Вечером, когда мы захотели спуститься с своей вышки, чтобы подышать немного перед сном чистым воздухом, мы сделали тревожное открытие, а именно: лестница оказалась осторожно отставленной. В ответ на требование подставить ее мы услышали только хохот, обличавший дьявольскую радость смеявшихся. К счастью мы открыли после некоторых стараний, что при известной ловкости с помощью бамбукового шеста можно было добраться до столбов, на которых стояла наша вышка, и спуститься по ним вниз. По соседству мы наткнулись на 4-х вооруженных ружьями батаков, очевидно, стороживших нас. В домах светились огни и слышались голоса. Вернувшись [135] назад мы стали ожидать в боязливом нетерпении возвращения Буту. Уже в нас стали шевелиться сомнения, не изменил ли он нам подобно прочим, что было бы очень плохо для нас, так как в нашем положении нам было совершенно невозможно обойтись без него: Понемногу все кругом нас затихло. Мы попытались успокоить себя чтением, но всякий шорох прерывал наше занятие, так как мы все еще не покидали уверенности, что Буту вернется. Внезапно нас охватило подозрение, что батаки подкрадываются к нашему дому. Должно быть это были стражи, которых мы встретили, когда спустились. Во всяком случае надо было удвоить осторожность. Порой мы слышали тихий шепот, к которому жадно прислушивались. Уловив обрывки чьей-то речи, мы внезапно поняли, какая опасность грозила нам.

Один голос шептал:

— Нам надо еще сегодня напасть и сожрать их.

На что второй ответил таким же шепотом:

— Еще рано, у них горит свет, подождем немного.

Так вот, значит, до чего дошло! Наша смерть была уже решена!

Мысли вихрем проносились в моем мозгу, и книга моей жизни раскрылась предо мной; она была так коротка и так прекрасна, и теперь неожиданный конец! Дорогие образы близких встали предо мною, они пришли сказать мне последнее прости. Мне казалось, что я вижу во мраке свою мать, и скорбные очи ее, с упреком устремленные на меня, доставляли мне невыразимое мучение. «Бедная мать, я приготовил тебе такое горе!» Подобно тому, как я заглянул в свое прошлое, я пытался разгадать ближайшее будущее, ожидавшее нас, и понемногу моей душой овладело [136] необходимое спокойствие, я овладел собою и мог бесстрашно смотреть в глаза неизбежному.

Френсис, Асенг и Ассам спали таким мирным, беззаботным сном, словно они были у себя дома.
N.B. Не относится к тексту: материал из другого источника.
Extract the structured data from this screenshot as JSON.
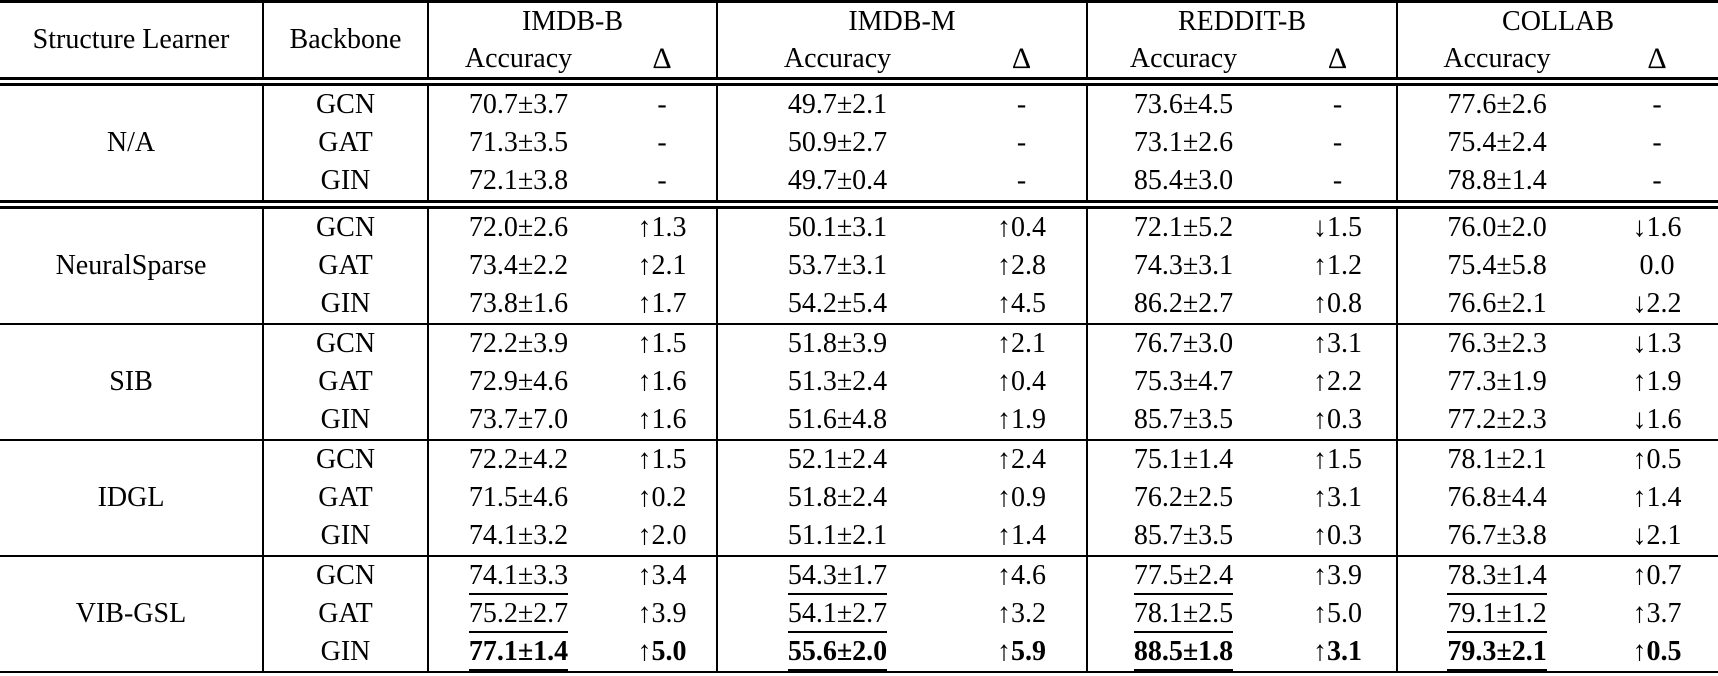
{
  "colors": {
    "background": "#ffffff",
    "text": "#000000",
    "rule": "#000000"
  },
  "table": {
    "headers": {
      "structure_learner": "Structure Learner",
      "backbone": "Backbone",
      "accuracy": "Accuracy",
      "delta": "Δ"
    },
    "datasets": [
      "IMDB-B",
      "IMDB-M",
      "REDDIT-B",
      "COLLAB"
    ],
    "groups": [
      {
        "learner": "N/A",
        "separator_before": "none",
        "rows": [
          {
            "backbone": "GCN",
            "cells": [
              {
                "acc": "70.7±3.7",
                "delta": "-"
              },
              {
                "acc": "49.7±2.1",
                "delta": "-"
              },
              {
                "acc": "73.6±4.5",
                "delta": "-"
              },
              {
                "acc": "77.6±2.6",
                "delta": "-"
              }
            ]
          },
          {
            "backbone": "GAT",
            "cells": [
              {
                "acc": "71.3±3.5",
                "delta": "-"
              },
              {
                "acc": "50.9±2.7",
                "delta": "-"
              },
              {
                "acc": "73.1±2.6",
                "delta": "-"
              },
              {
                "acc": "75.4±2.4",
                "delta": "-"
              }
            ]
          },
          {
            "backbone": "GIN",
            "cells": [
              {
                "acc": "72.1±3.8",
                "delta": "-"
              },
              {
                "acc": "49.7±0.4",
                "delta": "-"
              },
              {
                "acc": "85.4±3.0",
                "delta": "-"
              },
              {
                "acc": "78.8±1.4",
                "delta": "-"
              }
            ]
          }
        ]
      },
      {
        "learner": "NeuralSparse",
        "separator_before": "double",
        "rows": [
          {
            "backbone": "GCN",
            "cells": [
              {
                "acc": "72.0±2.6",
                "delta": "↑1.3"
              },
              {
                "acc": "50.1±3.1",
                "delta": "↑0.4"
              },
              {
                "acc": "72.1±5.2",
                "delta": "↓1.5"
              },
              {
                "acc": "76.0±2.0",
                "delta": "↓1.6"
              }
            ]
          },
          {
            "backbone": "GAT",
            "cells": [
              {
                "acc": "73.4±2.2",
                "delta": "↑2.1"
              },
              {
                "acc": "53.7±3.1",
                "delta": "↑2.8"
              },
              {
                "acc": "74.3±3.1",
                "delta": "↑1.2"
              },
              {
                "acc": "75.4±5.8",
                "delta": "0.0"
              }
            ]
          },
          {
            "backbone": "GIN",
            "cells": [
              {
                "acc": "73.8±1.6",
                "delta": "↑1.7"
              },
              {
                "acc": "54.2±5.4",
                "delta": "↑4.5"
              },
              {
                "acc": "86.2±2.7",
                "delta": "↑0.8"
              },
              {
                "acc": "76.6±2.1",
                "delta": "↓2.2"
              }
            ]
          }
        ]
      },
      {
        "learner": "SIB",
        "separator_before": "single",
        "rows": [
          {
            "backbone": "GCN",
            "cells": [
              {
                "acc": "72.2±3.9",
                "delta": "↑1.5"
              },
              {
                "acc": "51.8±3.9",
                "delta": "↑2.1"
              },
              {
                "acc": "76.7±3.0",
                "delta": "↑3.1"
              },
              {
                "acc": "76.3±2.3",
                "delta": "↓1.3"
              }
            ]
          },
          {
            "backbone": "GAT",
            "cells": [
              {
                "acc": "72.9±4.6",
                "delta": "↑1.6"
              },
              {
                "acc": "51.3±2.4",
                "delta": "↑0.4"
              },
              {
                "acc": "75.3±4.7",
                "delta": "↑2.2"
              },
              {
                "acc": "77.3±1.9",
                "delta": "↑1.9"
              }
            ]
          },
          {
            "backbone": "GIN",
            "cells": [
              {
                "acc": "73.7±7.0",
                "delta": "↑1.6"
              },
              {
                "acc": "51.6±4.8",
                "delta": "↑1.9"
              },
              {
                "acc": "85.7±3.5",
                "delta": "↑0.3"
              },
              {
                "acc": "77.2±2.3",
                "delta": "↓1.6"
              }
            ]
          }
        ]
      },
      {
        "learner": "IDGL",
        "separator_before": "single",
        "rows": [
          {
            "backbone": "GCN",
            "cells": [
              {
                "acc": "72.2±4.2",
                "delta": "↑1.5"
              },
              {
                "acc": "52.1±2.4",
                "delta": "↑2.4"
              },
              {
                "acc": "75.1±1.4",
                "delta": "↑1.5"
              },
              {
                "acc": "78.1±2.1",
                "delta": "↑0.5"
              }
            ]
          },
          {
            "backbone": "GAT",
            "cells": [
              {
                "acc": "71.5±4.6",
                "delta": "↑0.2"
              },
              {
                "acc": "51.8±2.4",
                "delta": "↑0.9"
              },
              {
                "acc": "76.2±2.5",
                "delta": "↑3.1"
              },
              {
                "acc": "76.8±4.4",
                "delta": "↑1.4"
              }
            ]
          },
          {
            "backbone": "GIN",
            "cells": [
              {
                "acc": "74.1±3.2",
                "delta": "↑2.0"
              },
              {
                "acc": "51.1±2.1",
                "delta": "↑1.4"
              },
              {
                "acc": "85.7±3.5",
                "delta": "↑0.3"
              },
              {
                "acc": "76.7±3.8",
                "delta": "↓2.1"
              }
            ]
          }
        ]
      },
      {
        "learner": "VIB-GSL",
        "separator_before": "single",
        "underline_accuracy": true,
        "rows": [
          {
            "backbone": "GCN",
            "cells": [
              {
                "acc": "74.1±3.3",
                "delta": "↑3.4"
              },
              {
                "acc": "54.3±1.7",
                "delta": "↑4.6"
              },
              {
                "acc": "77.5±2.4",
                "delta": "↑3.9"
              },
              {
                "acc": "78.3±1.4",
                "delta": "↑0.7"
              }
            ]
          },
          {
            "backbone": "GAT",
            "cells": [
              {
                "acc": "75.2±2.7",
                "delta": "↑3.9"
              },
              {
                "acc": "54.1±2.7",
                "delta": "↑3.2"
              },
              {
                "acc": "78.1±2.5",
                "delta": "↑5.0"
              },
              {
                "acc": "79.1±1.2",
                "delta": "↑3.7"
              }
            ]
          },
          {
            "backbone": "GIN",
            "bold": true,
            "cells": [
              {
                "acc": "77.1±1.4",
                "delta": "↑5.0"
              },
              {
                "acc": "55.6±2.0",
                "delta": "↑5.9"
              },
              {
                "acc": "88.5±1.8",
                "delta": "↑3.1"
              },
              {
                "acc": "79.3±2.1",
                "delta": "↑0.5"
              }
            ]
          }
        ]
      }
    ]
  }
}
Как счастливы они! И стоит ли их будить? К чему? Для обороны нам не оставалось ничего иного, как оставаться на страже и не гасить огня. Надо было выждать, как сложатся дальнейшие обстоятельства.

Наконец, после десятичасового отсутствия, Буту явился. Понятно, что принесенные им вести нельзя было назвать приятными: по его донесениям положение наше было не так уж безнадежно, как мы думали, так как мы заключили из его слов, что между дикарями образовались две стороны или партии; одна партия требовала нашей смерти, другая была настроена более кротко. Мы не представляли себе, что могли сделать с нами эти более умеренные и не столь жестокие люди по обычаям своей старины, но все же, словно утопающие за соломинку, цеплялись всеми своими помыслами за мнения этой партии.

Буту сообщил нам, что туземцы считают нас за голландцев.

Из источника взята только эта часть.